Central bank officials say this shows why it was necessary to have a quiet civil servant rather than someone who would compete with a man like Tietmeyer in the power game. “If you have someone who is so dominant that he dominates the national central banks, that is a minus,” says one. “You have to be able to try and converge the personalities into a common viewpoint.”

As spokesman, he has arguably done an even better job. Once the Exchange Rate Mechanism collapsed in August 1993 and its trading bands were widened to allow currencies to float in all but name, central bankers were keen to stop any attempt by politicians to try to narrow them again. In the months that followed, most central banks chose not to use their new room for manoeuvre and aggressively cut interest rates. They opted to maintain currency stability, even without formally tight bands. The central banks of the deutschemark bloc liked this. It meant a continued commitment to currency and price stability, without the inconvenience of having to spend vast amounts of cash in support of weak currencies.

Lamfalussy was the first to say clearly to the European Parliament that “Humpty Dumpty” should not be put back together again.
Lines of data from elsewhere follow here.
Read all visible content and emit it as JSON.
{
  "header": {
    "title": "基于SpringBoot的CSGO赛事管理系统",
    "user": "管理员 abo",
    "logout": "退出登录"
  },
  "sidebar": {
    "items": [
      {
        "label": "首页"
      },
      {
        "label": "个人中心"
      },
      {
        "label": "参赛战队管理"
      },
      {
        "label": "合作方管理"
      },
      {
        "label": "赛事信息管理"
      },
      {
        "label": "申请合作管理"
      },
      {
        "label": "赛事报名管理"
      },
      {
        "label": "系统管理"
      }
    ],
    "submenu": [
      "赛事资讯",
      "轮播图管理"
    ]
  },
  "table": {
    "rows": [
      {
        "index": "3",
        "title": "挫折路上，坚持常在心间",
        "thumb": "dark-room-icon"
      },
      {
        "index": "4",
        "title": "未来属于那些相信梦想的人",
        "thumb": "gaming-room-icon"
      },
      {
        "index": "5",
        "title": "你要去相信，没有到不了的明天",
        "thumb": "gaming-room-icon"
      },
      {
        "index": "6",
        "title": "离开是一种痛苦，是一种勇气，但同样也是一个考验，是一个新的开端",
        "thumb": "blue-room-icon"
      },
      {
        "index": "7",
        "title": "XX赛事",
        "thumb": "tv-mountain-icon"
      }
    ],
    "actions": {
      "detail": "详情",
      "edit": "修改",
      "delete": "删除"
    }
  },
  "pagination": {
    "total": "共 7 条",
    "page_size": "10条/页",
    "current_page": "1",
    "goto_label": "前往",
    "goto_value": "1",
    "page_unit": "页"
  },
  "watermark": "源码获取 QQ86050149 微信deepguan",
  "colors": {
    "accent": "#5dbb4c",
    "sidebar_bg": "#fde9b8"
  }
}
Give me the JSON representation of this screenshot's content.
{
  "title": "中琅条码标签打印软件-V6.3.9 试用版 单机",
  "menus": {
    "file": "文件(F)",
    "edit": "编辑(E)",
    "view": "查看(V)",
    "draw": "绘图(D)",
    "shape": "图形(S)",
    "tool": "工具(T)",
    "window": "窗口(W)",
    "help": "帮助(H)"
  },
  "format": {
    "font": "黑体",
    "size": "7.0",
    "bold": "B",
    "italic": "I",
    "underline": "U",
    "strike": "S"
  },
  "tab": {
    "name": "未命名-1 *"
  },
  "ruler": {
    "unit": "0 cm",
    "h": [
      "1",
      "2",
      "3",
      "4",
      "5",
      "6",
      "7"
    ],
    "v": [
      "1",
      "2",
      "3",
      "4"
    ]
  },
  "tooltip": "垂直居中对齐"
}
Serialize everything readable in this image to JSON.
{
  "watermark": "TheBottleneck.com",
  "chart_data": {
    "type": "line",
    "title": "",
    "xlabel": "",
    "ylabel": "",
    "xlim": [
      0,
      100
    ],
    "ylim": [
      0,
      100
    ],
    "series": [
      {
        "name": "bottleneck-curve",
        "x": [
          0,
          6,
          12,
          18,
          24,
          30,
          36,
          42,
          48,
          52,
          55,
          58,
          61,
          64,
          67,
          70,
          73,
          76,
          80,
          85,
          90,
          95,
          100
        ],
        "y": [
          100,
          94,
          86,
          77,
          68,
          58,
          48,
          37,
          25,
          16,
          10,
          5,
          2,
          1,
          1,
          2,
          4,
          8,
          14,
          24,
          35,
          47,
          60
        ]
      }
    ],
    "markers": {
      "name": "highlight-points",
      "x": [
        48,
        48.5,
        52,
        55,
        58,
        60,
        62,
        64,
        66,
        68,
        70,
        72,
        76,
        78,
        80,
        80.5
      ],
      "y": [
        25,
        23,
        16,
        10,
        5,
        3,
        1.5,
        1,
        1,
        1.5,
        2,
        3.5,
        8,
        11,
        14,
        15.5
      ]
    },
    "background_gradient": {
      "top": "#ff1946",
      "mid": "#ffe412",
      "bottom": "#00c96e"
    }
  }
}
His hearings at Parliament's monetary sub-committee are exercises in clarity and unusual candour. Even MEPs who don't like what he says cannot deny his skill in advocacy. He is helped by his intellectual confidence and his support for the idea of a single currency. “He's totally convinced of it,” says a colleague. “But while he knows all the advantages, he knows the risks. He has an inner conviction, but he's no propagandist.”

The man who is steering the EMI towards monetary union is also the man plotting its demise. The institute will be folded into the European Central Bank when it begins work as early as 1998. But will Lamfalussy still be there? His term ends in January 1997. “Who knows if he'll stay,” says a colleague. “He will be 67 next year, but the job will be only half over.”